El perro yacía en el riachuelo que desembocaba en la marisma. Aún estaba vivo, pero había perdido la mayoría de su pelaje negro y la piel de debajo se veía amoratada y rezumante. Temblaba dentro del agua, haciéndome temblar a mí también. Me quedé en la orilla mirándolo. Tan solo podía ver con el ojo que no estaba quemado cuando sacudía su cabeza fuera del agua. En el pequeño charco a su alrededor flotaban bolas de pelos medio quemados. Entonces advertí el olor a carne quemada y sentí como un peso que se me alojaba en el cuello, justo debajo de la nuez.

Saqué mi bolsa de bolitas de acero, coloqué una en la goma del tirachinas mientras me lo sacaba del cinturón, estiré los brazos, con una mano pegada a la cara, en donde se empapó de sudor, y solté la goma.

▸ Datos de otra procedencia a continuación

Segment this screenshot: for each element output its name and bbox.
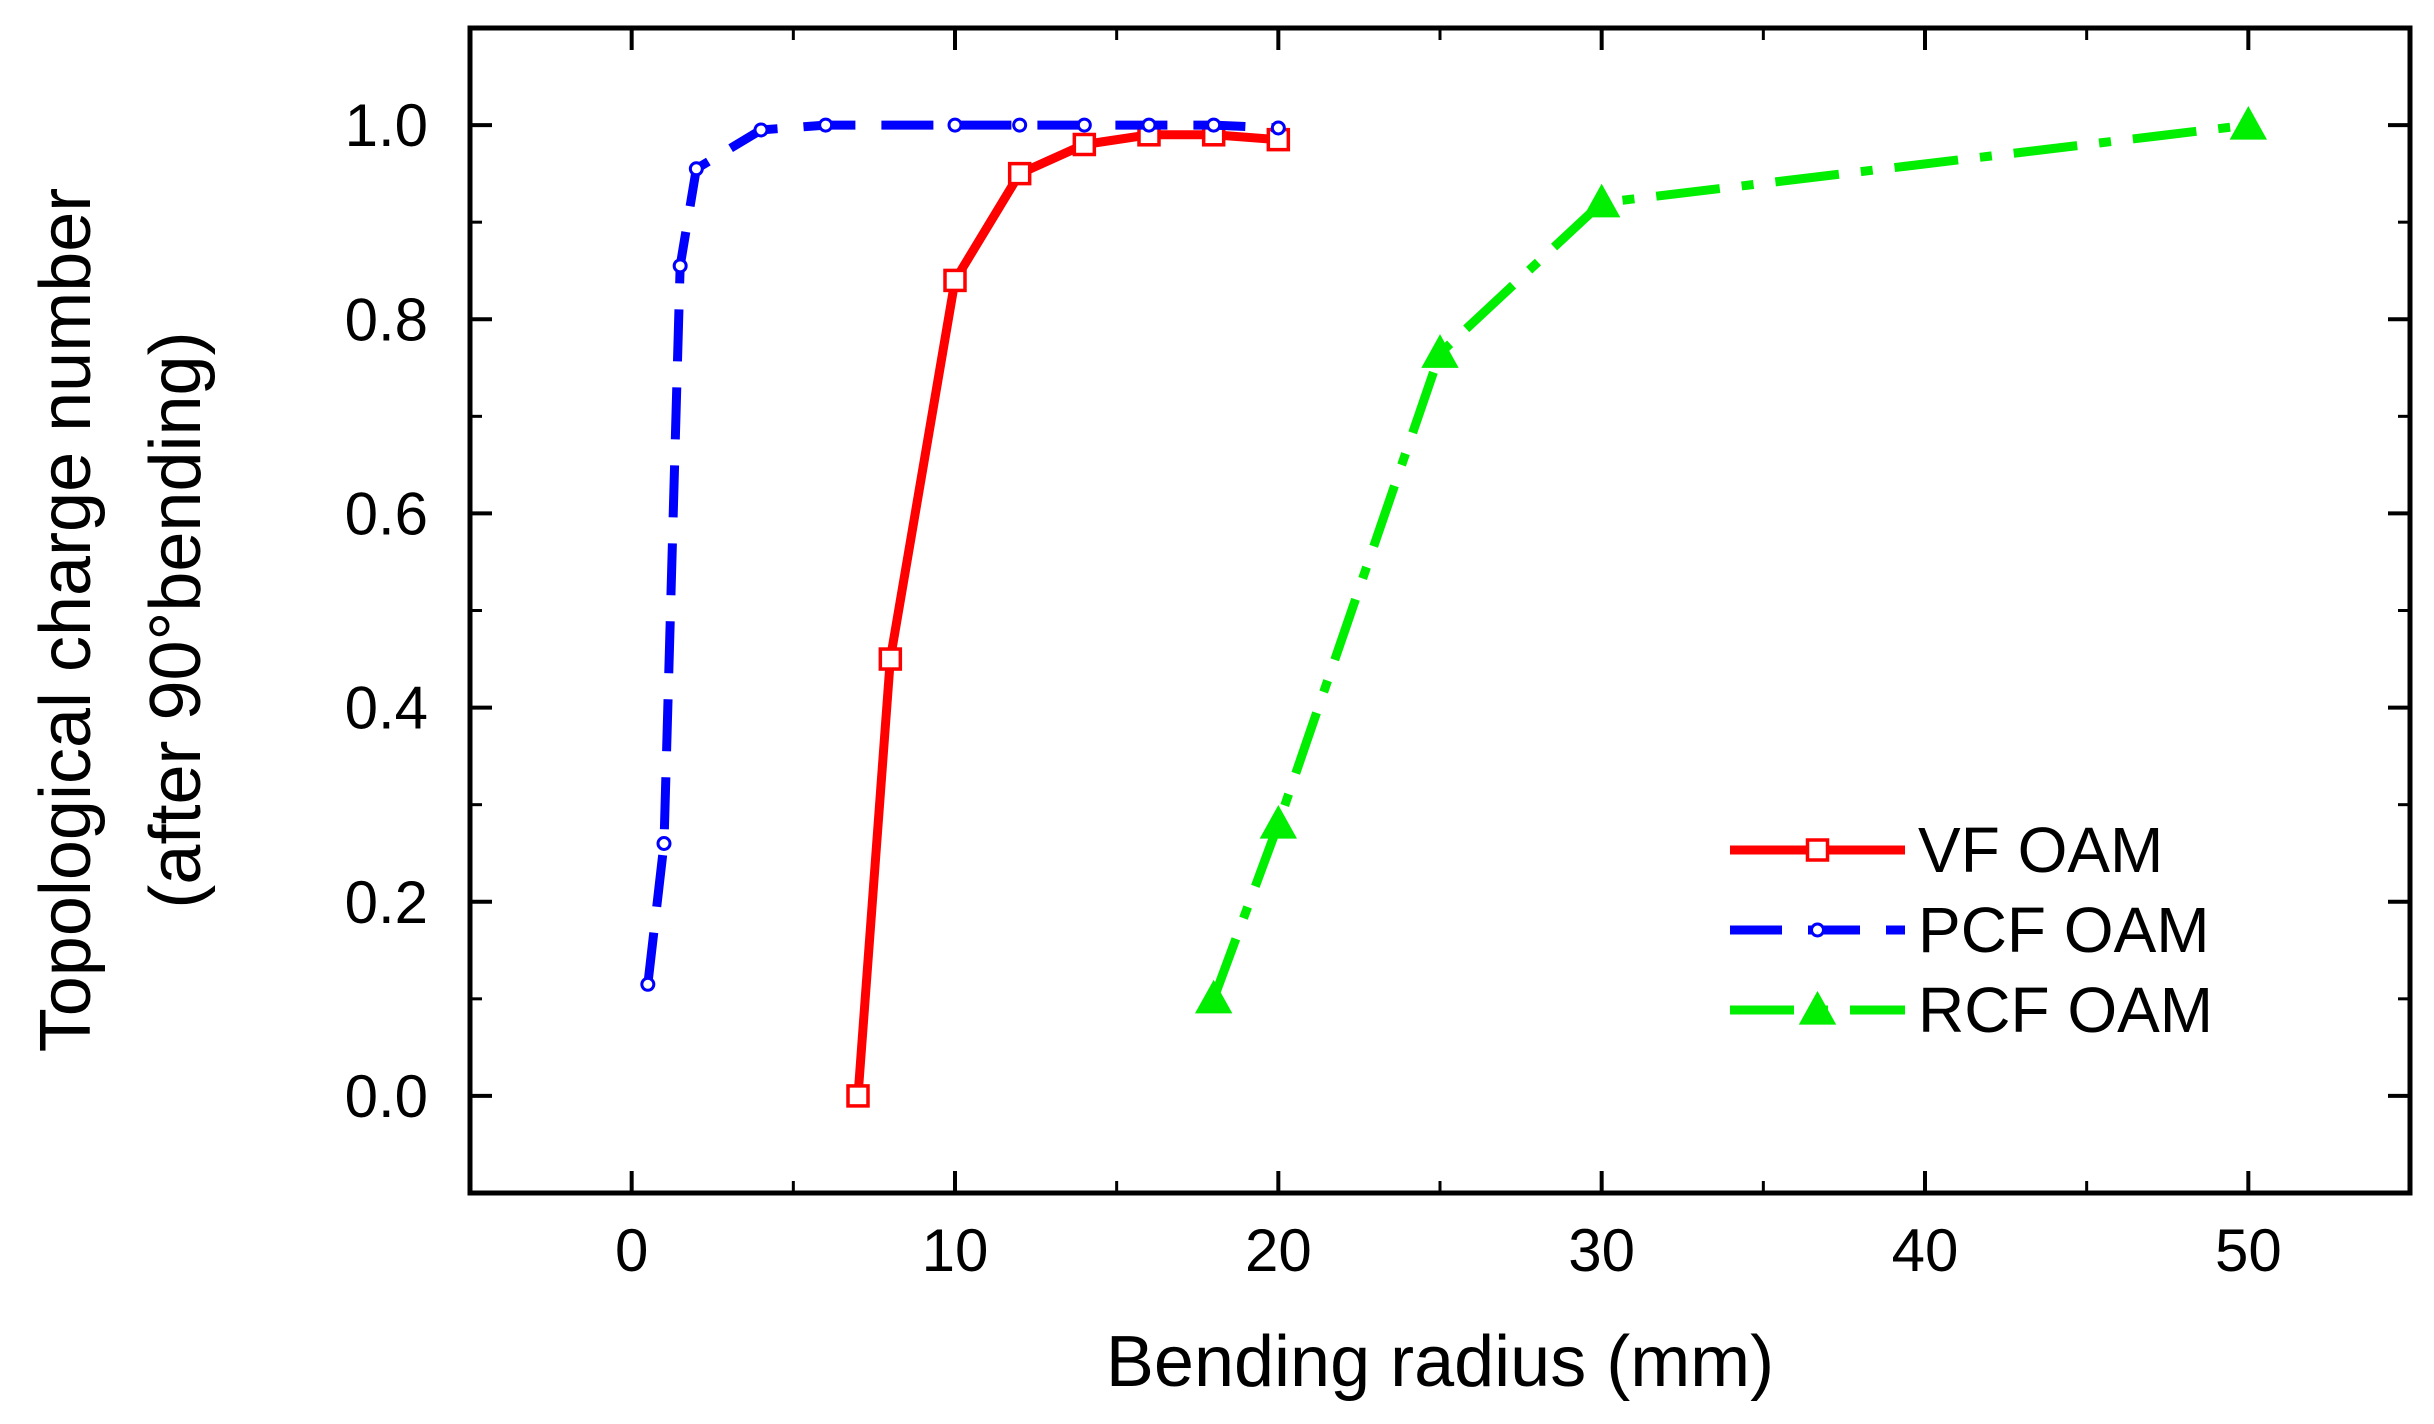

La cabeza del perro emergió del agua con una sacudida, salpicando al volver a caer, alejando al animal de mí y cayendo de lado. Flotó un rato corriente abajo, después tropezó con algo y se quedó varado en la orilla. Del agujero en donde antes estaba el ojo manaba un hilillo de sangre. «Te las verás con Frank», mascullé con rabia.

Saqué al perro a rastras y con mi cuchillo cavé un agujero en la pedregosa tierra río arriba, sintiendo arcadas de vez en cuando por el hedor del cadáver. Enterré al animal, volví a escudriñar los alrededores y después, tras comprobar que la brisa no arreciaba, me aparté un poco y le prendí fuego a la hierba. Las llamas alcanzaron los últimos rincones de la última guarida del perro, que era su tumba. Se detuvieron a la orilla del río, como había previsto, y tuve que apagar algunos brotes de llamas que empezaron a extenderse por la ribera, por donde habían caído algunas ascuas.

Cuando todo terminó y enterré al perro, me di la vuelta en dirección a casa y empecé a correr.

Volví a casa sin mayores contratiempos, me bebí de un golpe dos pintas de agua y traté de relajarme en un baño de agua fría con un cartón de zumo de naranja apoyado en el borde de la bañera. Todavía estaba temblando y me pasé una hora lavándome el pelo para quitarme el olor a perro quemado. Desde la cocina llegó el olor de los platos vegetarianos que preparaba mi padre para la cena.

Estaba seguro de que había estado a punto de ver a mi hermano. Estaba seguro de que no era allí donde había acampado, pero había estado allí, y no lo vi por muy poco. Hasta cierto punto me alegré, algo difícil de aceptar, aunque era cierto.

Volví a sumergirme en el agua y me sentí desbordado.

Bajé a la cocina en bata. Mi padre, con un chaleco y pantalones cortos, estaba acodado a la mesa, absorto en la lectura del Inverness Courier. Volví a poner el cartón de zumo de naranja en el refrigerador y levanté la tapa de la olla en donde el curry que había preparado mi padre se iba enfriando. En la mesa habían cuencos de ensalada para acompañar la comida. Mi padre pasaba las páginas del periódico sin prestarme atención.